Furthermore, any negative impacts need to be set against the positives such a land use can offer. People may find it very strange that there can be any positive aspect to hunting threatened species — surely any additional mortality heaped on a declining species must unquestionably be a bad thing?
The reality is more complicated. Of course, if trophy hunting is the main reason for the decline in an area’s lion population, then stopping it is entirely justified and desirable.
However, in most places, this is not the case. And if trophy hunting diminishes those other threats — by protecting habitat, preventing poaching or acting as a buffer between parks and human populations — then overall the threatened species could be better off.

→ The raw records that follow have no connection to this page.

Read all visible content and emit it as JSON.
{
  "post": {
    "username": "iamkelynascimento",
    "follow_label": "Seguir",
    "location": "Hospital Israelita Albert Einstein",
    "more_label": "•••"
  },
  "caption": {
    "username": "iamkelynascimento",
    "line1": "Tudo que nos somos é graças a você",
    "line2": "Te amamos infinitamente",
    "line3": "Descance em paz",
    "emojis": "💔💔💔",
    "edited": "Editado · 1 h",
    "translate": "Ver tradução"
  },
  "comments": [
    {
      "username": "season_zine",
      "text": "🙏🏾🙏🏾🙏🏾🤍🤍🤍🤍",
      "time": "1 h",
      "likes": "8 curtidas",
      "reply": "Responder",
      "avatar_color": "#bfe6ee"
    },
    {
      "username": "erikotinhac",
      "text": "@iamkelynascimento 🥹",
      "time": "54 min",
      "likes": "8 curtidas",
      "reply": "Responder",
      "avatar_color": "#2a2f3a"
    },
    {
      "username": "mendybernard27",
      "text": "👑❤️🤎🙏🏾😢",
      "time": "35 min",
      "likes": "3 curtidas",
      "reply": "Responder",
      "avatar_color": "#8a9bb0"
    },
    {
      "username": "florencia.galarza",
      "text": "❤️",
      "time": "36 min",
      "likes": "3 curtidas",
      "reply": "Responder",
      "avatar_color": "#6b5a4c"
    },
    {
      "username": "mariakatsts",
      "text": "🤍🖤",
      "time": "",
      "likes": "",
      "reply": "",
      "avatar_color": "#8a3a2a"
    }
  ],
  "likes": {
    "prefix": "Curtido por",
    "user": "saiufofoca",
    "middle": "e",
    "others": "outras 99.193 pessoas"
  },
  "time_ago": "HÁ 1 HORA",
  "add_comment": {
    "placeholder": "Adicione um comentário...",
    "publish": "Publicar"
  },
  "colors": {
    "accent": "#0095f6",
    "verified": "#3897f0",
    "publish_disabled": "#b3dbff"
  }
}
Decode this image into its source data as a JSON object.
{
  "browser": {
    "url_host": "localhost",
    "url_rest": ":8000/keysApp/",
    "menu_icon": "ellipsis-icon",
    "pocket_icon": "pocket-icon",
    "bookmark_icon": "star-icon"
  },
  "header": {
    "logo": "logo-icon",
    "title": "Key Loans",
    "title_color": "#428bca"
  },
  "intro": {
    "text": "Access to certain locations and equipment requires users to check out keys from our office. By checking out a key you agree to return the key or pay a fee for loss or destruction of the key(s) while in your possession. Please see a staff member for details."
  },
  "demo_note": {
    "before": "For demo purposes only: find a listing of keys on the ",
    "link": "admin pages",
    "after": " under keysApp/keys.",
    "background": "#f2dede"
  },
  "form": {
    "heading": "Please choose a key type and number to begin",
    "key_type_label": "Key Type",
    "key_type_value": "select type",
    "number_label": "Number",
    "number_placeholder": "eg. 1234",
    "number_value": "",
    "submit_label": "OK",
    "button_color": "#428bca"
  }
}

People are often confused by the “benefit” of hunting, imagining it is about money going to local people. While that can be important, particularly in remote communal areas with few other revenue options, the most important benefit from an African conservation perspective is that trophy hunting maintains vast areas of land for wildlife, which is invaluable in an ever more human-dominated world.
There is a risk that by banning trophy importation without considering the alternative land uses, the headline-grabbing but usually small threat posed by trophy hunting could be replaced by the far more silent, deadly and larger threats of land conversion, poaching and conflict.
Photo-tourism is often touted as a replacement — but in many remote, less attractive areas, it would not generate sufficient revenue to maintain that land as a wildlife area. If there are non-lethal alternatives to trophy hunting that could safeguard the same amount of land, then I would be the first to support them — but the reality is that no such alternatives currently exist for most hunting areas.
People may hate the ethics around trophy hunting, but to a lion (and to a conservationist), the consequence is the same whether it is shot by a trophy hunter, poisoned by a local villager or starved from lack of prey, so the aim should be to reduce overall unsustainable mortality rather than focusing on one particular activity.
We should remember that the management of African wildlife is the right and responsibility of range states — who have managed to maintain populations of large, costly wildlife while in the Global North we have largely extirpated ours.
The US-based calls to ban trophy hunting in Africa seem particularly hypocritical considering the scale of domestic US hunting — it would save far more animals if the activity was banned in-country, and would not impact the lives of rural Africans and their wildlife.
Our ultimate goal should be to really understand the threats to each population and aim to reduce those, based on science rather than emotion.
Otherwise we could be condemning far more of these magnificent animals to death, even if such deaths occur far beyond the gaze and hype of the media.
It is a cause for celebration that so many people love lions, elephants and other wild animals — but we should be extremely wary of basing decisions on emotion alone, in case we worsen their conservation outlook, and effectively love them to death.